Lorsque son père est décédé de manière inattendue en 2021, Federica Boffa Pio a pris la direction du renommé domaine familial Pio Cesare dans le Piémont à l'âge de 23 ans. Raffaella Usai a discuté avec elle de l'avenir du Barolo.
À 26 ans, tu es l'une des plus jeunes vigneronnes au monde à un poste de direction. Quand as-tu su que tu suivrais ce chemin ?
Federica Boffa Pio : J'ai grandi dans les vignes et dans la cave. Dans notre famille, il était habituel d'accueillir des partenaires commerciaux et des amis chez nous, mes parents m'emmenaient aussi en voyage depuis mon enfance. Ainsi, le monde du vin a rapidement été mon environnement naturel. Je n'aurais pas souhaité devoir prendre des responsabilités si jeune, si peu de temps après mes études en gestion. Mais je n'avais pas d'autre choix.
Lorsque ton père est décédé en 2021, tu es soudainement devenue responsable du domaine. Comment as-tu réussi cela ?
Federica Boffa Pio : J'ai déjà travaillé dans l'entreprise pendant mes études. Pas à temps plein, mais j'ai pu découvrir tous les aspects. Bien que mon père ait été une personnalité très dominante, il a essayé de me donner de l'espace. Parfois, il m'a aussi mise dans le grand bain. S'il ne l'avait pas fait de son vivant, je ne serais peut-être pas en mesure de diriger l'entreprise aujourd'hui.
Quel était son conseil le plus important ?

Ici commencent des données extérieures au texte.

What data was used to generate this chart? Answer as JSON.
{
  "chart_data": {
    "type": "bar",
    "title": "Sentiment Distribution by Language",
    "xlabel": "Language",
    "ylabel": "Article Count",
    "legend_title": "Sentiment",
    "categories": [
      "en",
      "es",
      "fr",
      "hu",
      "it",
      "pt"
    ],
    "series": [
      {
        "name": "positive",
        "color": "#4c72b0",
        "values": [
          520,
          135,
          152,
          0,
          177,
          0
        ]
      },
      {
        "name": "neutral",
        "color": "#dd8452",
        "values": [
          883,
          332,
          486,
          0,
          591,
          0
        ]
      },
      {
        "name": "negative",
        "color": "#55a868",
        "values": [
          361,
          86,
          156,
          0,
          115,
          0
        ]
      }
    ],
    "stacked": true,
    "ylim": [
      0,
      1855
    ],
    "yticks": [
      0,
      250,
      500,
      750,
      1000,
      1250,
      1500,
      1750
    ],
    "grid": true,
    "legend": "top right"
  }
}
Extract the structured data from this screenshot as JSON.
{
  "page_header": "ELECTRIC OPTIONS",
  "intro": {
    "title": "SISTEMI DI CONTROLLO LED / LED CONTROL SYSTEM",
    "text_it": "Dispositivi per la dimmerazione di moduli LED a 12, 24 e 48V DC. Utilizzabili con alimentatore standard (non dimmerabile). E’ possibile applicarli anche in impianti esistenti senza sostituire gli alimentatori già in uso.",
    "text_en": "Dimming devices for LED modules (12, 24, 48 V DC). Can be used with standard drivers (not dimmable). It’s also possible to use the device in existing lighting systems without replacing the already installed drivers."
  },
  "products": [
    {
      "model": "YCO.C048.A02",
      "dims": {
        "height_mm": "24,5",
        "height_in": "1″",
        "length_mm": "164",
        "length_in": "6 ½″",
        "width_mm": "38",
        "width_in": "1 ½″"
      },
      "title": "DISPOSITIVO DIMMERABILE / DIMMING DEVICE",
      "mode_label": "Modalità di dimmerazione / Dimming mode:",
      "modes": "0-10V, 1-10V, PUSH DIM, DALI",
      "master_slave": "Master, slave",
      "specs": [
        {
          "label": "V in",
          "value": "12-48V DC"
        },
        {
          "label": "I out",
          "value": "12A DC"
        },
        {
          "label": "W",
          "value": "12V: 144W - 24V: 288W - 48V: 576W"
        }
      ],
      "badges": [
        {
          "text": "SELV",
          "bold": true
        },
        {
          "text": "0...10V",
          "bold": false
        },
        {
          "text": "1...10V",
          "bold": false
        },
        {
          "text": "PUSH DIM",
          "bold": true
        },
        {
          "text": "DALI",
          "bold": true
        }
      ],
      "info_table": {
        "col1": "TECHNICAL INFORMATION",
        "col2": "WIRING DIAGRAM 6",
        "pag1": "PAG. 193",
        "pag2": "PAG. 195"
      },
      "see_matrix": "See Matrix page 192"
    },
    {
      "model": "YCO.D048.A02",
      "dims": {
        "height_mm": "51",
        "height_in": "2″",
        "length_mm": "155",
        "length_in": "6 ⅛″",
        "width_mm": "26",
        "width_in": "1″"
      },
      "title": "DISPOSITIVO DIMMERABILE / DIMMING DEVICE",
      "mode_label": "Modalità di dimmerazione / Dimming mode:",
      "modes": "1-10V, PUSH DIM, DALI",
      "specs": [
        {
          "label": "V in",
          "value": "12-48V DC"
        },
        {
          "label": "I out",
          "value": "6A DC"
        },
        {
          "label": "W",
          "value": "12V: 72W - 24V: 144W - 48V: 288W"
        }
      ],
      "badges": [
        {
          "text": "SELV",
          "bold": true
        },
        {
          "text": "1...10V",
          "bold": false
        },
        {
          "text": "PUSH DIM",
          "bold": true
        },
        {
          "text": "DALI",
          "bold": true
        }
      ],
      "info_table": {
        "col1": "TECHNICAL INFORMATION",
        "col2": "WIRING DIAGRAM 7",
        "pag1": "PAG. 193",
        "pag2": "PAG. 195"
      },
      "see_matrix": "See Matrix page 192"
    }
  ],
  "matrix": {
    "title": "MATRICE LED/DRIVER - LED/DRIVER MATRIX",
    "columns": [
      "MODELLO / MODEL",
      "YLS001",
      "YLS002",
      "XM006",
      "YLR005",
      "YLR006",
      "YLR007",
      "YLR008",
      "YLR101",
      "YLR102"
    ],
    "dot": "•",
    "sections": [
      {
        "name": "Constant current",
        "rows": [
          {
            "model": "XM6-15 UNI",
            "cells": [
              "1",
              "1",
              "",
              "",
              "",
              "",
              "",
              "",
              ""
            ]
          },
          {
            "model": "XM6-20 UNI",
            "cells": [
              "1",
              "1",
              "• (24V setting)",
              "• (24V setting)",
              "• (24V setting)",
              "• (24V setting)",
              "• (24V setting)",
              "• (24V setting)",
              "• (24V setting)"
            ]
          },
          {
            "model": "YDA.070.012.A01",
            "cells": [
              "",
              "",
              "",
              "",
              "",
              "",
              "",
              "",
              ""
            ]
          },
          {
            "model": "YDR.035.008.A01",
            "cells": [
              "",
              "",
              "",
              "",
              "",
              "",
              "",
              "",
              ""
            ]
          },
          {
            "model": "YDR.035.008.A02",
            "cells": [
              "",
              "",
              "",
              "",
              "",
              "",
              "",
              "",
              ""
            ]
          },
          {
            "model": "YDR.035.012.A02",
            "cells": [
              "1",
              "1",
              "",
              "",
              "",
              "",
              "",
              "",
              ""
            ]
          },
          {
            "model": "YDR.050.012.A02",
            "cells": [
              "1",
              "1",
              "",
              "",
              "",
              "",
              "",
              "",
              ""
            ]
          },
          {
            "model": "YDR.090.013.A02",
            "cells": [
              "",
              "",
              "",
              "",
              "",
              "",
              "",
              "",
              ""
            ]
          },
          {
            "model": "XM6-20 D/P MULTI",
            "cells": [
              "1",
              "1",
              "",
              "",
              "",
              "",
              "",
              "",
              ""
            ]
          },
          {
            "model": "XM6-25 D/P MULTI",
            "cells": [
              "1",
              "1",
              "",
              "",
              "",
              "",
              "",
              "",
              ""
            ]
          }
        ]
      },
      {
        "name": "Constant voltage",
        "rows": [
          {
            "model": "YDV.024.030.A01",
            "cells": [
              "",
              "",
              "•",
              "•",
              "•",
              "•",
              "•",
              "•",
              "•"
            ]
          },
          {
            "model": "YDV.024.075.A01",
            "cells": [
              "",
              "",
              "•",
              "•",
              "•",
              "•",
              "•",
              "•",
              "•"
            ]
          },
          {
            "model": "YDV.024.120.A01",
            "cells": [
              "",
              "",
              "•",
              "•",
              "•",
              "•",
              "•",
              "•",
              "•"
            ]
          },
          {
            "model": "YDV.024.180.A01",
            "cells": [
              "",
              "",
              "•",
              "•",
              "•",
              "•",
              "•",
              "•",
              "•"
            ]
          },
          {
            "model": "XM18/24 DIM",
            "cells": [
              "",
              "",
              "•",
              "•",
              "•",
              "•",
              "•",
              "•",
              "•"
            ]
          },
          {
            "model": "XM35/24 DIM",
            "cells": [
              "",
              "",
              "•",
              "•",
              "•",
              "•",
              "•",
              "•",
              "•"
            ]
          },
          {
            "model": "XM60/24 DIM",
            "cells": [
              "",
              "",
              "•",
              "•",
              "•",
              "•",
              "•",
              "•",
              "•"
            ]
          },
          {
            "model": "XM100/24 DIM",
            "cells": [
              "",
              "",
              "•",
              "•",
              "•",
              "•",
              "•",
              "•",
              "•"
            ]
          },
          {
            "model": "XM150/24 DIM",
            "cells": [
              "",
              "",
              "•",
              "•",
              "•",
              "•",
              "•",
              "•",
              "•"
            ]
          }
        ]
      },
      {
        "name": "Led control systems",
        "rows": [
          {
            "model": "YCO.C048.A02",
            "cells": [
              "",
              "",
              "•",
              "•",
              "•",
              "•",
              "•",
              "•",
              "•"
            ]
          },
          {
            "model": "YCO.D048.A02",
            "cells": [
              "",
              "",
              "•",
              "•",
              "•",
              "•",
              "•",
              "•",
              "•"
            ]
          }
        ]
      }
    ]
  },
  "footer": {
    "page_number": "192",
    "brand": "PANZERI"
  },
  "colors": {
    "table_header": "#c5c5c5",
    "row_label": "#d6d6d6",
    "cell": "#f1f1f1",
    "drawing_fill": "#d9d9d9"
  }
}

Federica Boffa Pio : Mon père m'a toujours conseillé de rester humble et de laisser mes actions parler pour moi. La marque Pio Cesare n'a jamais été criarde et bruyante, mais toujours marquée par un certain understatement. Il m'a également appris à ne jamais faire de compromis sur la qualité. Et cette attitude nous a sauvés depuis sa mort.
En quoi cela ?
Federica Boffa Pio : Lorsque j'ai pris le domaine, tous les clients n'étaient pas convaincus que je continuerais Pio Cesare**** dans l'esprit de mon père. De nombreux journalistes spécialisés en vin étaient également sceptiques. Il y en a encore certains qui ne sont pas revenus depuis sa mort pour déguster. Au début, c'était très difficile. Mais nous avons prouvé que nous continuons la tradition.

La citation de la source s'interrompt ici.